Please indicate what I am doing wrong?
My solution:
void HostFunction(int *h_A, int *h_C, int *h_bC) {
int sum = 0, index;
for (int i = 0; i < 4; i++){
for (index = 0; index < i; index++) {
if (element in row of matrix (or 1D array of row-major matrix)==1) {
sum++;
}
}
}
*h_bC = sum;
}
global void Kernel(int *d_A, int *d_C, int *d_bC) {
int sum = 0;
int i = blockIdx.y * blockDim.y + threadIdx.y;
int index = blockIdx.x * blockDim.x + threadIdx.x;
for (int z = 0; z < 4; z++) {
if ((*(d_C + (i * 4) + z) == 1)) {
sum++;
}
}
*d_bC = sum;
printf("\nSum= %d", *d_bC);
}
when you call Kernel<x,y>(…), cuda creates x*y threads, each running independently. so each thread counts sum of 4 elements (looping only through z) and prints sum of these 4 elements
also, you can use CODE tag (last icon in toolbar above edit box) to format code you are posing here
So, in that case, please suggest a way, where in I have to sum-up elements from different threads. As in my example, I have to sum up: 0 elements from 0th row (handled by 1 thread), then first element from 1st row, then first-2 elements from 2nd row, and so on.

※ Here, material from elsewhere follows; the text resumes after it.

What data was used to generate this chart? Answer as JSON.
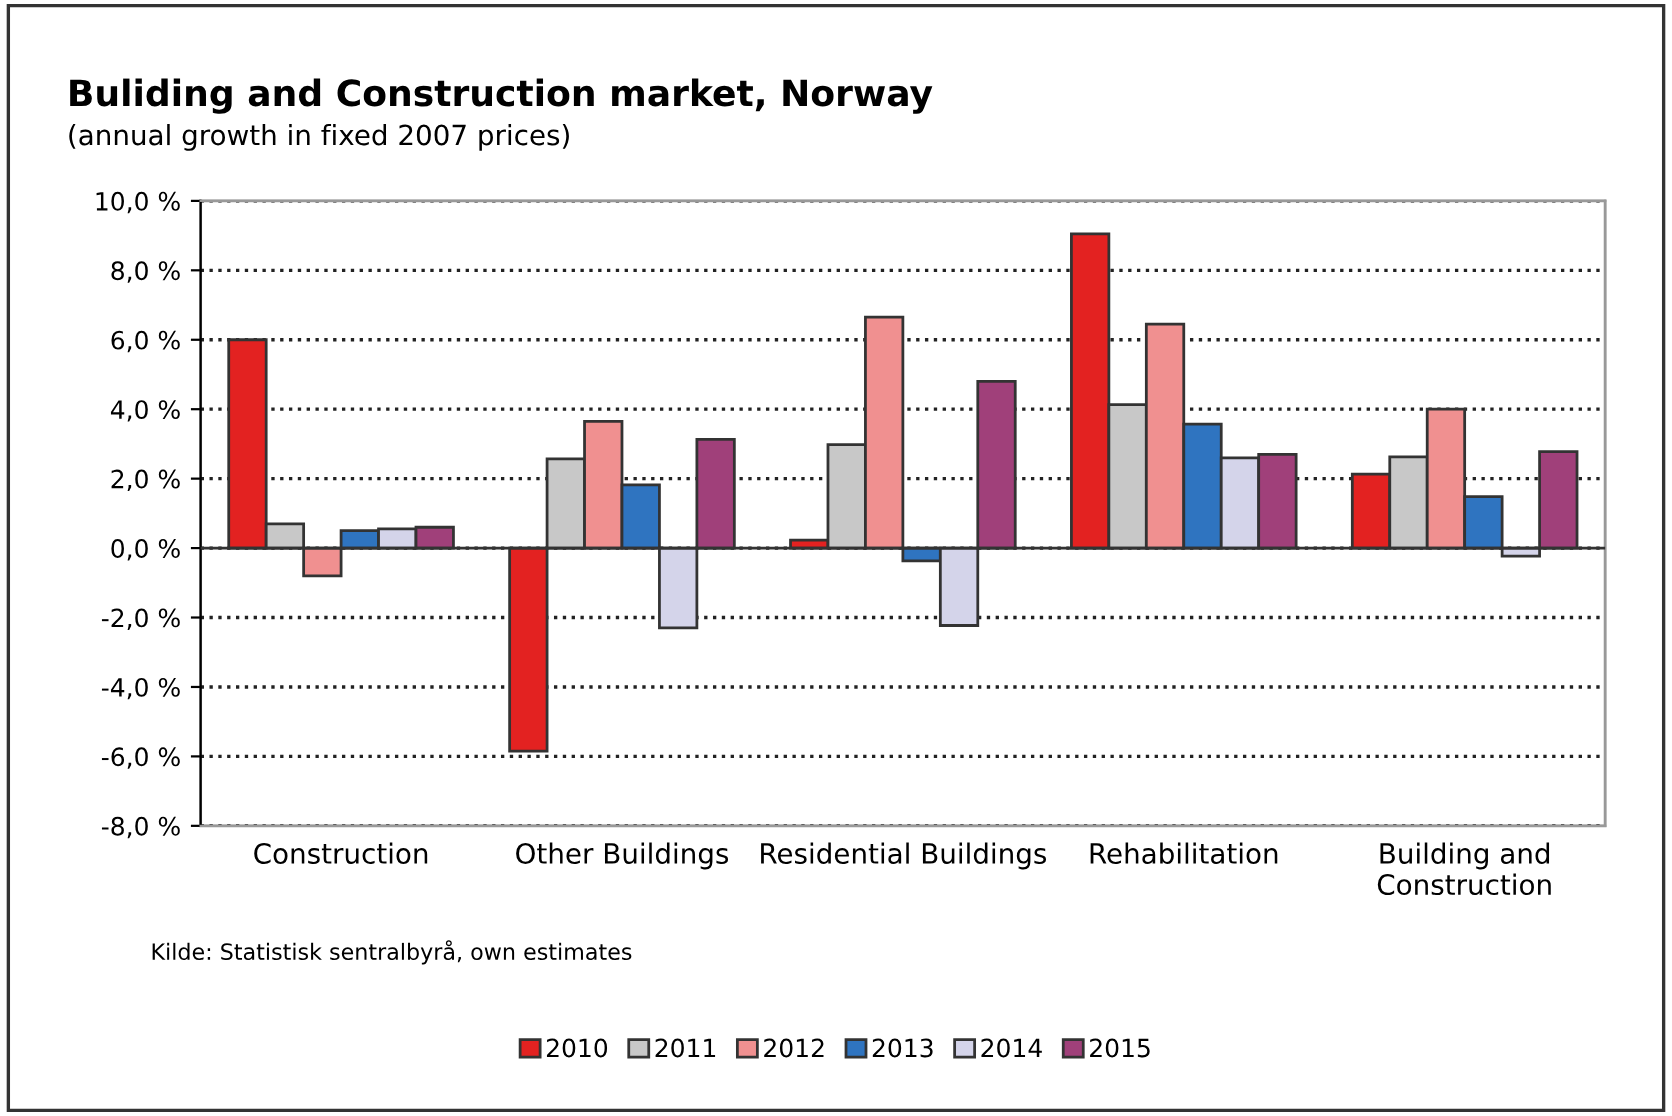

How would I be able to implement this kind of simple matrix-like behaviour, which is not row or column specific.
i will show you simpler pseudo-code that sums up all elements in vector. you can find such example in any book decicated to learn CUDA:
int arr[10];
int sum;
Kernel<<<1,10>>>(arr,&sum)
Kernel(int* arr, int* sum) {
// thread index, 0..9
int i = threadIdx.x;
// first thread inits the sum
if (i==0) *sum = 0;
// other threads wait the first thread to finish initialization
__syncthreads();
// then each thread adds its own value to the pool
atomic_add(*sum, arr[i]);
// now the first thread waits untill all threads will finish the previous statement
__syncthreads();
// first thread prints the result
if (i==0) printf("%d",*sum);
}
as you see, you need to use atomic operations to work on shared variable, and thread barrier (__syncthreads) to synchronize execution. You can use the same technique for multi-threaded CPU programming. If you aren’t familiar with this technique, you can learn it from any CUDA book
I have not gone through atomic yet, but now that I see the utility of it being used in my program, let me try using it and get back.
Thanks.
Please also tell/advice(tell me what to read in a CUDA book) me ways in cuda, where I can implement following behaviours:
- Nested functions on device side.
- Copy an array to another, on device side. I could not achieve it using cudaMemcpyDevicetoDevice.
Without the above, I have to constantly transfer arrays and variables between host and device, which is a the cause for lower performance.